L. Meghan Peirce

"Botswana’s Edutainment Soap, Makgabaneng: A Fiske Genre Analysis"

Makgabaneng is an entertainment-education radio serial drama in Botswana. The name means “Rocky Road”, as its motto is that “Life is a journey on a rocky path. The hope is, which every fall, there is a Rise.” It first aired August 20, 2001, in an effort to address critical HIV/AIDS awareness messages among 10-49 year-old citizens in Botswana (The Republic of Botswana Popular Report, 2005). It is one of the few HIV/AIDs organizations that produce messages based on behavioral change theory.
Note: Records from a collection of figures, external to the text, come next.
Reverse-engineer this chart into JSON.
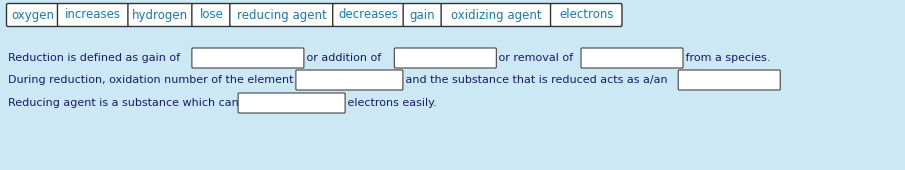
{
  "bg_color": "#cce8f4",
  "tile_bg": "#ffffff",
  "tile_border": "#333333",
  "tile_text_color": "#1a7aaa",
  "body_text_color": "#1a1a6a",
  "blank_box_bg": "#ffffff",
  "blank_box_border": "#444444",
  "tiles": [
    "oxygen",
    "increases",
    "hydrogen",
    "lose",
    "reducing agent",
    "decreases",
    "gain",
    "oxidizing agent",
    "electrons"
  ],
  "tile_font_size": 8.5,
  "body_font_size": 8.0,
  "fig_width": 9.05,
  "fig_height": 1.7,
  "dpi": 100
}
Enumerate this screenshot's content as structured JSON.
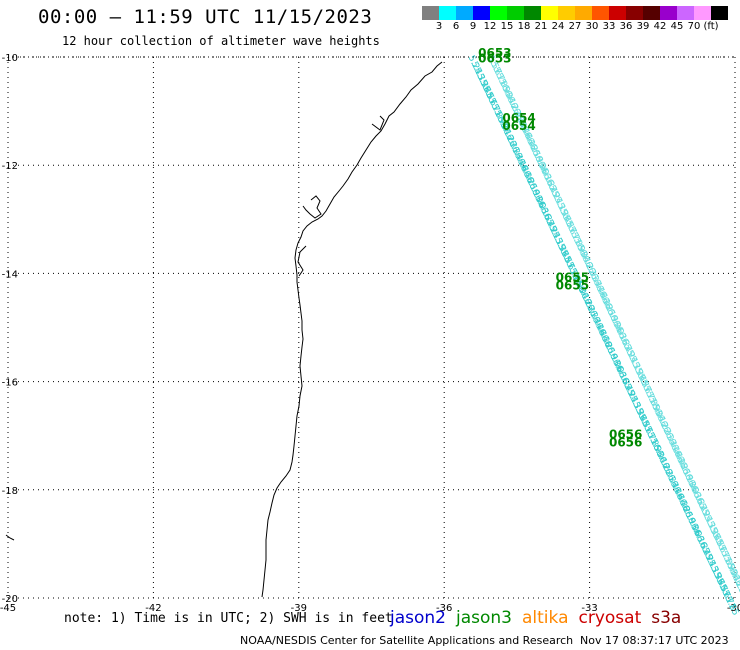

In 2000, behavioral scientists developed the M.A.R.C.H strategy to help change risky health behaviors associated with HIV/AIDS. M.A.R.C.H. stands for Modeling And Reinforcement to Combat HIV/AIDS. The modeling aspect of the strategy suggests that audiences learn how to handle various situations through character modeling. This is consistent with Bandura’s Social Learning Theory, which states, “learning can occur through observing media role-models and this vicarious learning can, under certain conditions, be more effective then direct experiential learning” (Singhal et al, 2002).
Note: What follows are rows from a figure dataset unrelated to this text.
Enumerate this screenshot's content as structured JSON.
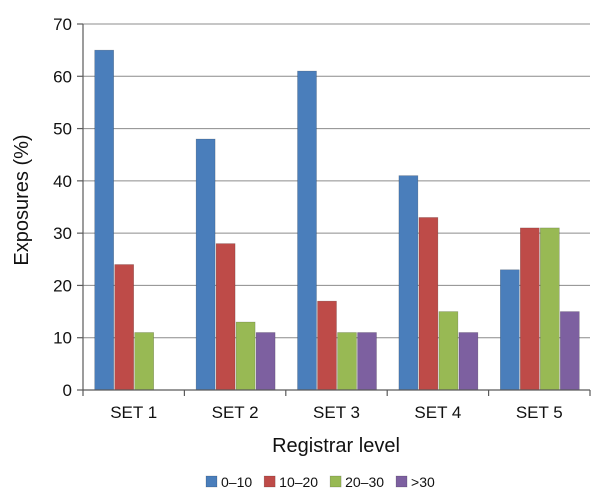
{
  "chart_data": {
    "type": "bar",
    "title": "",
    "xlabel": "Registrar level",
    "ylabel": "Exposures (%)",
    "ylim": [
      0,
      70
    ],
    "y_ticks": [
      0,
      10,
      20,
      30,
      40,
      50,
      60,
      70
    ],
    "grid": true,
    "legend_position": "bottom",
    "categories": [
      "SET 1",
      "SET 2",
      "SET 3",
      "SET 4",
      "SET 5"
    ],
    "series": [
      {
        "name": "0–10",
        "color": "#4a7ebb",
        "values": [
          65,
          48,
          61,
          41,
          23
        ]
      },
      {
        "name": "10–20",
        "color": "#be4b48",
        "values": [
          24,
          28,
          17,
          33,
          31
        ]
      },
      {
        "name": "20–30",
        "color": "#98b954",
        "values": [
          11,
          13,
          11,
          15,
          31
        ]
      },
      {
        "name": ">30",
        "color": "#7d60a0",
        "values": [
          0,
          11,
          11,
          11,
          15
        ]
      }
    ]
  }
}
Makgabaneng has addressed these elements through their positive, negative, and transitional character development strategy. Each produced storyline includes a positive role model who consistently makes responsible health decisions and a negative character that consistently engages in risky and irresponsible behavior. Most importantly, transitional characters are included who may start making risky decisions, but evolve over the series into an empowered, knowledgeable, and positive character. These dynamic transitional characters most likely serve as the most identifiable role models for audience members, as they are neither consistently positive nor consistently negative.

Fiske’s research explains how popular media is a representation that aids in maintaining dominant ideologies through culture rituals by examining the three foci of text: the formal qualities of programs and their flow; the intertextual relations within the itself, with other media and with conversation; and the study of the socially situated readers and the process of reading. Social change is able to occur in this environment through constant tension between those with social power and subordinate groups trying to gain power, an imperative understanding in edutainment research.
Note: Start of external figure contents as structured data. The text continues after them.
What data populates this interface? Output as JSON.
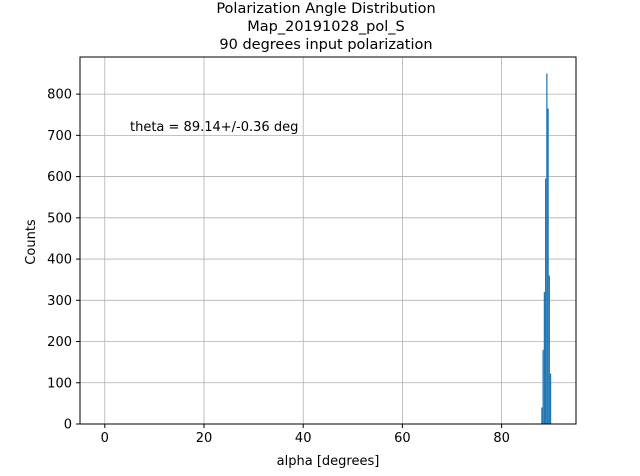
{
  "chart_data": {
    "type": "bar",
    "title_lines": [
      "Polarization Angle Distribution",
      "Map_20191028_pol_S",
      "90 degrees input polarization"
    ],
    "xlabel": "alpha [degrees]",
    "ylabel": "Counts",
    "xlim": [
      -5,
      95
    ],
    "ylim": [
      0,
      890
    ],
    "xticks": [
      0,
      20,
      40,
      60,
      80
    ],
    "yticks": [
      0,
      100,
      200,
      300,
      400,
      500,
      600,
      700,
      800
    ],
    "grid": true,
    "annotation": "theta = 89.14+/-0.36 deg",
    "bar_color": "#1f77b4",
    "annotation_color": "#0000ff",
    "bins": [
      {
        "x0": 88.0,
        "x1": 88.25,
        "count": 40
      },
      {
        "x0": 88.25,
        "x1": 88.5,
        "count": 180
      },
      {
        "x0": 88.5,
        "x1": 88.75,
        "count": 320
      },
      {
        "x0": 88.75,
        "x1": 89.0,
        "count": 595
      },
      {
        "x0": 89.0,
        "x1": 89.25,
        "count": 850
      },
      {
        "x0": 89.25,
        "x1": 89.5,
        "count": 765
      },
      {
        "x0": 89.5,
        "x1": 89.75,
        "count": 360
      },
      {
        "x0": 89.75,
        "x1": 90.0,
        "count": 122
      }
    ]
  }
}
Much of Fiske’s work focuses on the soap opera genre. “All soaps are highly sexual, and many women use terms more conventionally applied to male pornography to describe their reaction to them. The soap opera press frequently emphasize sexuality, most commonly in discussion of love scenes or in descriptions and photographs of the male hunks” (Fiske, 1987, 186). However, many edutainment soaps are trying to decrease the amount of relationships and sexual tension between characters in their efforts to educate audiences.

This study aims to examine the radio-soap
Makgabaneng through a textual analysis to understand how relationships are presented in accordance with Fiske’s description of the ‘soap genre’. This study explores the boundaries of the soap drama, especially when minimal sexuality is presented in the storyline. Moreover, it hopes to gain a better understanding of the social change balance between entertainment and education.